There were people that figured out the
physics. There were people that debated the ethics. There were
people that made up the rules. It was easy to find people to travel,
people to monitor what happened, and people to fix what needed
fixing. One assumes with physics and rules in place, the rest should
just fall together. That was, however, not the case.
It was easy enough to get one-off
excursions and simple experiments done, but nothing that really added
up. Sure, this year's trip back to the freshly built pyramids might
have 2 more people than last year's – that didn't make the
selection process any easier.
The first logical task – sorting out
who, generally speaking, would be less likely to suffer side effects
from temporal displacement - was a huge undertaking in itself.
Cross-referencing genetics, temperament, personal history, habits,
talents and a host of other – seemingly unrelated – things was a
task that, so far, baffled any individual set of experts and
theoreticians. It was only when all the data was pooled and sorted
by a newly minted AI did things start to make sense.
There was, of course, no single factor
which overrode the others. A combination of influences working
together would, when the exam scores were crunched and some minor
followup experiments were done, spit out a simple numerical value.

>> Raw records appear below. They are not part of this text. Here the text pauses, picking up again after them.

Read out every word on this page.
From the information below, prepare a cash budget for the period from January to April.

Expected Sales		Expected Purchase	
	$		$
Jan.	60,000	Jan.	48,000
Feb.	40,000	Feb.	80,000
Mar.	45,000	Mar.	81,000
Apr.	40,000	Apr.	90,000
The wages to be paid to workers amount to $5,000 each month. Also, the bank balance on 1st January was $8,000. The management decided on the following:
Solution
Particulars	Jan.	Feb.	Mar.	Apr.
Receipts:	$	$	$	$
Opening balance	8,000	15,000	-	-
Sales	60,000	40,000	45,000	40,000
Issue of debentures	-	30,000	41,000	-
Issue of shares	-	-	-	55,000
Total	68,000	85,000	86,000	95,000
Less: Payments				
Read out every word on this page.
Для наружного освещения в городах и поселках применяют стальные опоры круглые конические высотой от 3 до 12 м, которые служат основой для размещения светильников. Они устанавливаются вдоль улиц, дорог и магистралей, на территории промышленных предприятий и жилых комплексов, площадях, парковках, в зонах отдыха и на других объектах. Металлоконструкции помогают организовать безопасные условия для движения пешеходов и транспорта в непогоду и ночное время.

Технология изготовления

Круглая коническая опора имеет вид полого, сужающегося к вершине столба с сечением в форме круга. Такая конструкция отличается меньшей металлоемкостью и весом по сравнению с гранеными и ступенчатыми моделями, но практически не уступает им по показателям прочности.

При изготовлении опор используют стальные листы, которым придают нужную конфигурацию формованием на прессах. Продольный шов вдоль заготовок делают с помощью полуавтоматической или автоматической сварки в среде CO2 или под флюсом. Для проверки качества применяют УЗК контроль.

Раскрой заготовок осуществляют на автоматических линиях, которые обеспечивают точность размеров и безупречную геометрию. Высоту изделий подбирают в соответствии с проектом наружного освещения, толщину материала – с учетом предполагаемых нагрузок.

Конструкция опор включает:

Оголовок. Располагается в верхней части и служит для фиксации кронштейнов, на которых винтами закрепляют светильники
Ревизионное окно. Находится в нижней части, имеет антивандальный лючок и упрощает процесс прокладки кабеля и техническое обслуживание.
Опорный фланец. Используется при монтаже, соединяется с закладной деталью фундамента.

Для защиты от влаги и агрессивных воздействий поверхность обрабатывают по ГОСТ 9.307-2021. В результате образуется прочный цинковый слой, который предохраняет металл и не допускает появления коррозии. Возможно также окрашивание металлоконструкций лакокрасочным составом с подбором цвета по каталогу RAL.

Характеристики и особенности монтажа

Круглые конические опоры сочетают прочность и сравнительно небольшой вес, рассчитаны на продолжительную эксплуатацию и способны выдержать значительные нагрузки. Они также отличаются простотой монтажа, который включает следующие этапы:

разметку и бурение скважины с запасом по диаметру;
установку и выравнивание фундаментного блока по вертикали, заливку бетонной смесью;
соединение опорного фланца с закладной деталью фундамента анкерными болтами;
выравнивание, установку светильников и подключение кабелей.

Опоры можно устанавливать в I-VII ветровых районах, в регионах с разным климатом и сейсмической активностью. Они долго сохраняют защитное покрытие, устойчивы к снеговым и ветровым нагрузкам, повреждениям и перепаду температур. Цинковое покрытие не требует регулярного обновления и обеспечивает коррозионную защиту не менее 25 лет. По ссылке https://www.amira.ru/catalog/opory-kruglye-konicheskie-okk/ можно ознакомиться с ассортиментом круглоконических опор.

That number could define a safe range of activities for anyone
interested in stepping outside the normal flow of time.
It was then thought – why not apply
the test of that value to people retroactively – both current
people at earlier points in their life, and people that existed
before time travel was fully regulated.
One, then could tackle a larger issue –
the current predisposition to keep time travel influences to an
absolute minimum. As everything was geared to keeping disruption out
of the equation – what would happen with it?